Today, Cyprus does not take risks as an active decision-maker. It is exposed without deciding. Why? Because we want to be seen as compliant?

The problem

Nicosia’s stance following the incident in Akrotiri and the subsequent attacks does not amount to a conscious assumption of risk in favour of the West. It amounts to a denial of reality. When President Nikos Christodoulides assures that “Cyprus is not under attack”, while military installations on Cypriot soil are placed on alert, airports are evacuated, residents are moved to safer areas, flights are cancelled and European ministerial meetings linked to the Cypriot presidency are postponed, the President is not shielding the country. He is leaving it exposed between rhetoric and facts.

Let us clarify something. The West does not ask its member states to be naive. It asks for a clear position, a coherent narrative and a credible stance. That is precisely what is missing.

Who took risks?

It is worth examining how other small Western states have acted when faced with similar dilemmas.

The Baltic countries – Estonia, Latvia and Lithuania – took major geopolitical risks in relation to Russia. But they did not act blindly.

They did so:

  • with full NATO membership,
  • with allied forces stationed on their territory,
  • with explicit collective defence guarantees,
  • and with a clear political message to their citizens: this is the cost and this is the benefit.

Ireland, by contrast, remains militarily neutral despite belonging to the Western core. It hosts no foreign bases, does not participate in military operations and has built international credibility on the consistency of that stance.

Malta, also a small Mediterranean state, has constitutionally enshrined its neutrality and turned it into diplomatic capital rather than a weakness.

The common denominator? None of these countries hides behind vague reassurances.

The Cypriot particularity

The Republic of Cyprus finds itself in the most problematic in-between position:

  • it is not neutral,
  • it is not militarily integrated,
  • it does not control the use of the British Bases,
  • it does not control the northern occupied part of Cyprus due to the Turkish occupation,
  • it provides military facilities in the south to Americans and Israelis without explicit deterrence guarantees,
  • it carries the full geopolitical weight of their presence.

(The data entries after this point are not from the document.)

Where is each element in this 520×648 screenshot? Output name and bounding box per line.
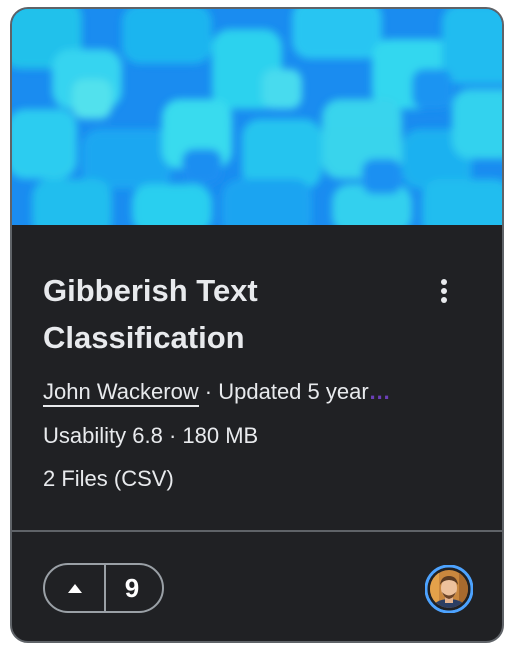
- more-options-button[interactable]: [424, 271, 464, 311]
- upvote-button[interactable]: [45, 565, 106, 611]
- upvote-count: 9: [124, 572, 140, 603]
- dataset-title[interactable]: Gibberish Text Classification: [43, 267, 373, 361]
- triangle-up-icon: [67, 583, 82, 593]
- thumbnail-pattern: [12, 9, 502, 225]
- usability-size-line: Usability 6.8 · 180 MB: [43, 423, 259, 448]
- card-divider: [12, 530, 502, 532]
- author-link[interactable]: John Wackerow: [43, 379, 199, 407]
- ellipsis-icon: …: [368, 379, 392, 404]
- updated-text: · Updated 5 year: [198, 379, 369, 404]
- dataset-thumbnail[interactable]: [12, 9, 502, 225]
- user-avatar[interactable]: [424, 564, 474, 614]
- files-line: 2 Files (CSV): [43, 466, 174, 491]
- dataset-card[interactable]: Gibberish Text Classification John Wacke…: [10, 7, 504, 643]
- upvote-control: 9: [43, 563, 164, 613]
- more-vertical-icon: [441, 279, 447, 303]
- author-updated-line: John Wackerow · Updated 5 year…: [43, 377, 473, 407]
- avatar-image: [424, 564, 474, 614]
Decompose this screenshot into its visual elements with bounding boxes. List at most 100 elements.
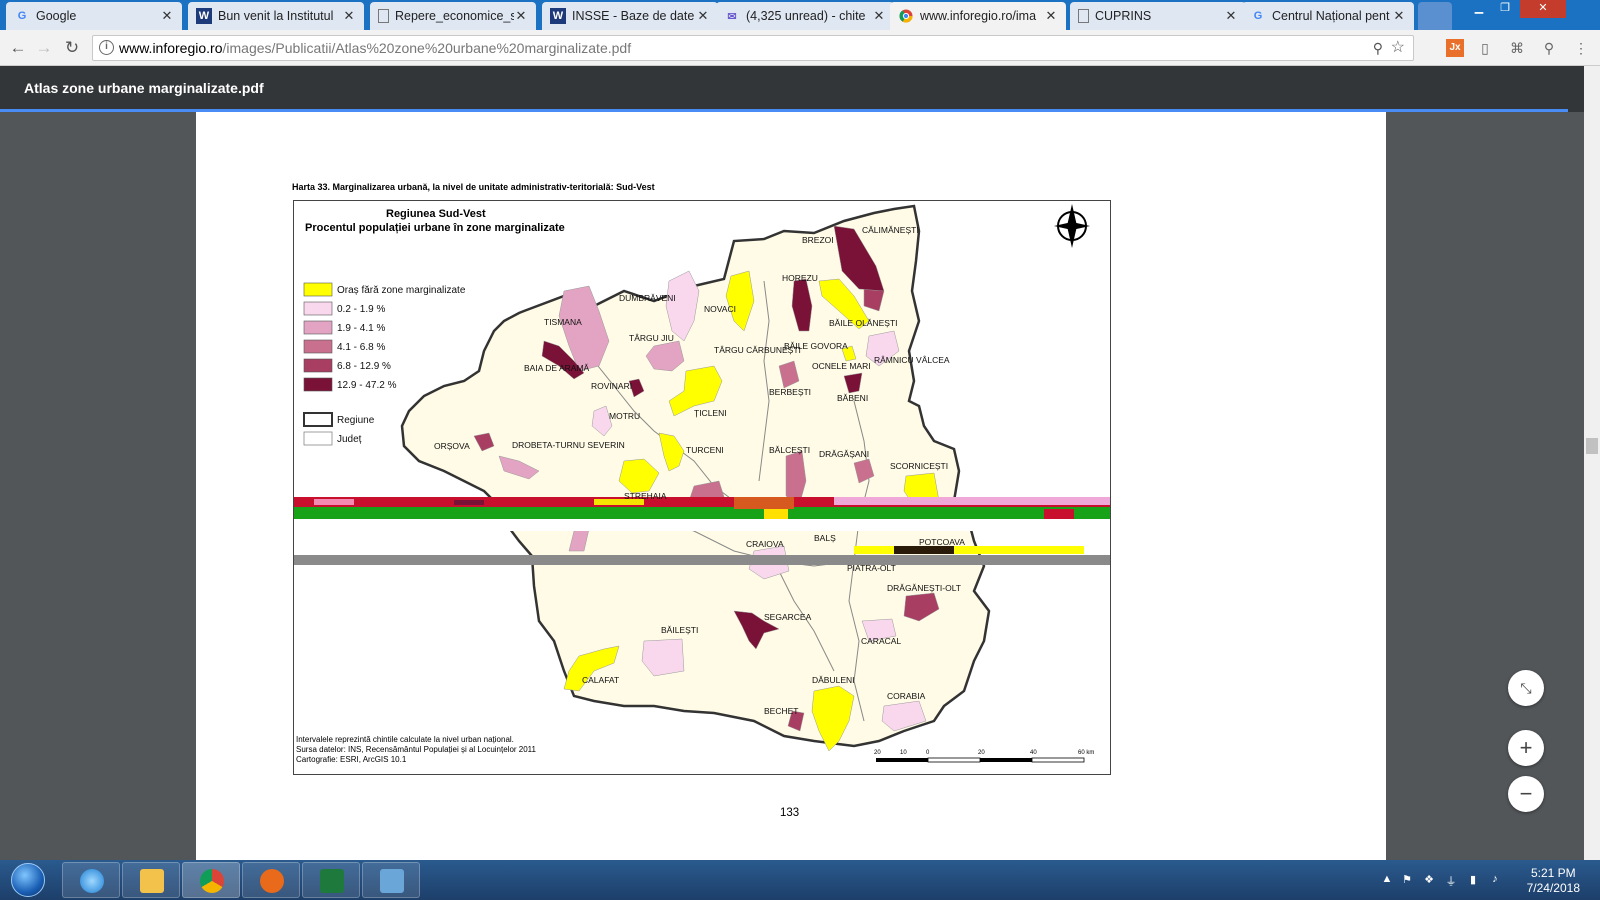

This is not strategy. It is structural asymmetry.

Worse still, instead of building a realistic narrative that acknowledges this reality, the Presidency opts for communicative detachment, telling citizens that “nothing is happening” while the security environment shifts by the hour.

We belong to the West. But how?

Belonging to the West does not mean:

  • speaking on behalf of others, as the President repeatedly does when engaging with British Prime Minister Starmer or French President Macron,
  • denying risk while Cyprus has been hit by a drone, faces threats from Iran and previously Hezbollah, and has arrested Iranian agents on its territory,
  • presenting itself as an “innocent observer” while the West is in confrontation with Russia, Iran and their proxies.

If belonging to the West means anything, it means:

  • knowing where we stand, who our friends are and who could be our adversaries,
  • being honest about the possibility of bearing costs,
  • demanding security and political counterbalances.

If Cyprus and its citizens choose to assume risk as part of the Western strategic space, they must do so under clear terms and without illusions. If the Republic of Cyprus does not wish to do so, it must also state this clearly and adjust its stance accordingly.

The real stake

Cyprus is not at risk because it “belongs to the West”.

It is at risk when it pretends it does not need to choose, when it claims it is not part of the conflict, while the President speaks at length without substance.

In a region on fire, the greatest luxury – and the greatest risk – is the illusion that one can be both inside the game and outside responsibility.